La démonstration est faite que l'indépendance des experts est capable de changer totalement une donne réputée scientifique.
Est-ce transposable aux aides au sevrage du tabac ?
Si nous en avions les moyens, nous devrions procéder au même procès concernant les aides médicamenteuses et non médicamenteuses à l'arrêt du tabac. Les experts à qui l'Afssaps a demandé de statuer en 2003 étaient-ils "indépendants" des fabricants des spécialités de nicotine et autre Zyban ? Un tel projet dépasse nos ressources actuelles, mais qu'une chose soit sure : le niveau de "Service Rendu" des gri-gris pharmaceutiques pourrait se voir, de façon identique, ramené à l'épaissseur d'une feuille de papier à cigarette. Qu'il y ait 25 000 études - toutes ou presque financées par l'industrie pharmaceutique ou des partenaires de celle-ci - n'est pas probant : dans la réalité, ces produits n'ont pas d'efficacité pour l'arrêt durable.
Quelles conséquences pour la prise en charge de la démence sénile ?

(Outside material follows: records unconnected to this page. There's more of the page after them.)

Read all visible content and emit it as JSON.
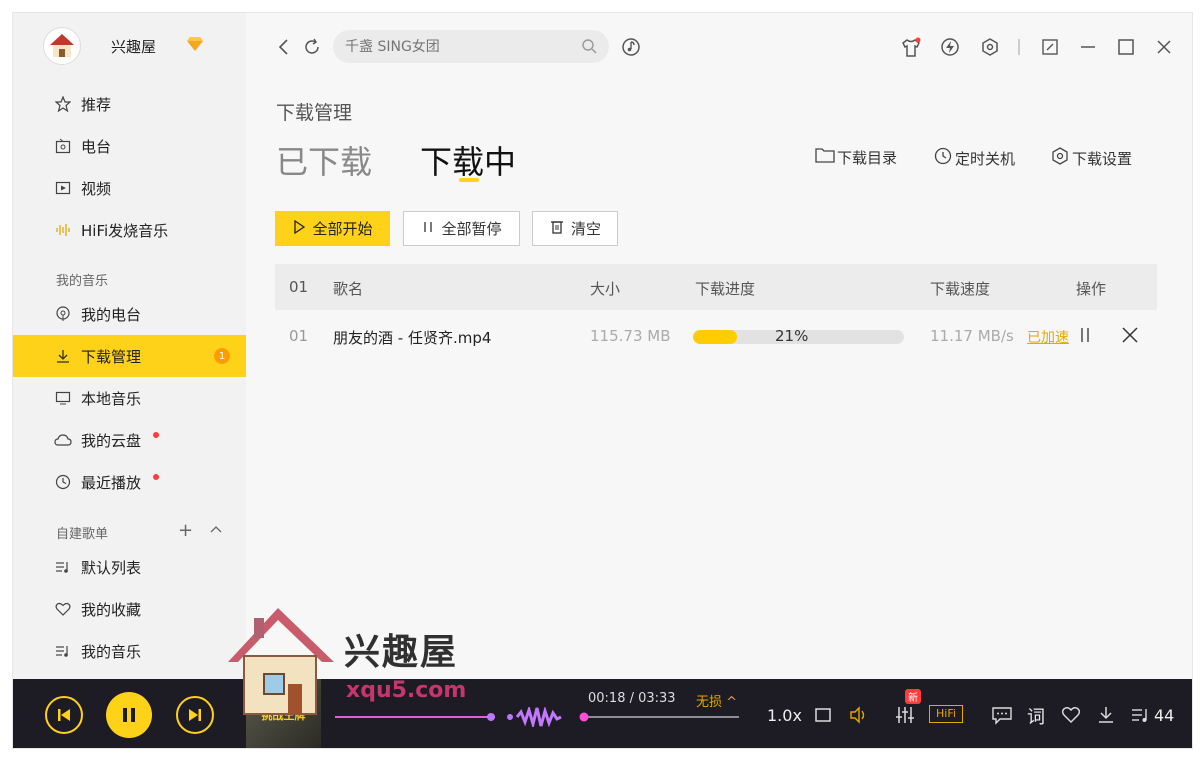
{
  "user": {
    "name": "兴趣屋",
    "vip_icon": "diamond-icon"
  },
  "sidebar": {
    "items": [
      {
        "label": "推荐",
        "icon": "star-icon"
      },
      {
        "label": "电台",
        "icon": "radio-icon"
      },
      {
        "label": "视频",
        "icon": "video-icon"
      },
      {
        "label": "HiFi发烧音乐",
        "icon": "hifi-icon"
      }
    ],
    "my_music_title": "我的音乐",
    "my_music": [
      {
        "label": "我的电台",
        "icon": "podcast-icon"
      },
      {
        "label": "下载管理",
        "icon": "download-icon",
        "badge": "1"
      },
      {
        "label": "本地音乐",
        "icon": "monitor-icon"
      },
      {
        "label": "我的云盘",
        "icon": "cloud-icon"
      },
      {
        "label": "最近播放",
        "icon": "clock-icon"
      }
    ],
    "playlists_title": "自建歌单",
    "playlists": [
      {
        "label": "默认列表",
        "icon": "playlist-icon"
      },
      {
        "label": "我的收藏",
        "icon": "heart-icon"
      },
      {
        "label": "我的音乐",
        "icon": "playlist-icon"
      }
    ]
  },
  "search": {
    "placeholder": "千盏 SING女团"
  },
  "page": {
    "title": "下载管理",
    "tabs": [
      "已下载",
      "下载中"
    ],
    "actions": [
      "下载目录",
      "定时关机",
      "下载设置"
    ],
    "buttons": {
      "start_all": "全部开始",
      "pause_all": "全部暂停",
      "clear": "清空"
    }
  },
  "table": {
    "headers": {
      "index": "01",
      "name": "歌名",
      "size": "大小",
      "progress": "下载进度",
      "speed": "下载速度",
      "ops": "操作"
    },
    "rows": [
      {
        "index": "01",
        "name": "朋友的酒 - 任贤齐.mp4",
        "size": "115.73 MB",
        "progress": 21,
        "progress_text": "21%",
        "speed": "11.17 MB/s",
        "accelerated": "已加速"
      }
    ]
  },
  "player": {
    "time": "00:18 / 03:33",
    "quality": "无损 ^",
    "speed": "1.0x",
    "hifi": "HiFi",
    "new_tag": "新",
    "lyrics": "词",
    "count": "44",
    "cover_text": "挑战王牌"
  },
  "watermark": {
    "text": "兴趣屋",
    "url": "xqu5.com"
  },
  "colors": {
    "accent": "#ffd21a",
    "player_bg": "#1d1b24",
    "badge": "#ff9d00",
    "red_dot": "#ff3b3b"
  }
}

Bien entendu la décision de la HAS va avoir des conséquences dommageables pour tous les spécialistes auto-proclamés de la "maladie d'Alzheimer" (nous mettons ces termes entre parenthèses car ses symptômes sont variés et peu spécifiques). Voici l'avis du Pr Mathieu Ceccaldi, neurologue au CHU de la Timone (Marseille), président du Conseil scientifique de l'association France Alzheimer :
« En tant que spécialistes, nous redoutons un impact négatif qu’aurait une telle dégradation du SMR sur la prise en charge. Les médecins traitants risquent de se dire : avec des médicaments au SMR mineur, rien de sert de faire le diagnostic, ni d’inscrire les patients dans une filière de soins.
« Nous savons, en effet, que l’arrivée de ces médicaments a permis de structurer la prise en charge. On peut craindre que cette position ne s’inscrive pas dans la dynamique positive suscitée par le Plan Alzheimer. »
Ces médicaments ont permis de "structurer la prise en charge" selon l'avis de la HAS en 2007 : "Les médicaments ont un rôle structurant la prise en charge globale des patients." Ils permettent d'établir un lien avec le patient dément et sa famille... sans effet thérapeutique notable.
Pourtant le Pr Bruno Dubois (groupe hospitalier Pitié-Salpêtrière, Paris) affirme dans les colonnes du Journal du Dimanche (18.09.2011) :
« Si ces médicaments n’enrayent pas l’évolution de la maladie, ils agissent sur les symptômes et sur la qualité de vie des patients. Il y a danger à ne se fonder que sur la seule rationalité économique. Au-delà de son action sur le symptôme, le médicament est un lien entre le malade et le médecin. Cesser d’en prescrire ferait courir le risque de voir de nombreux patients disparaitre dans la nature. »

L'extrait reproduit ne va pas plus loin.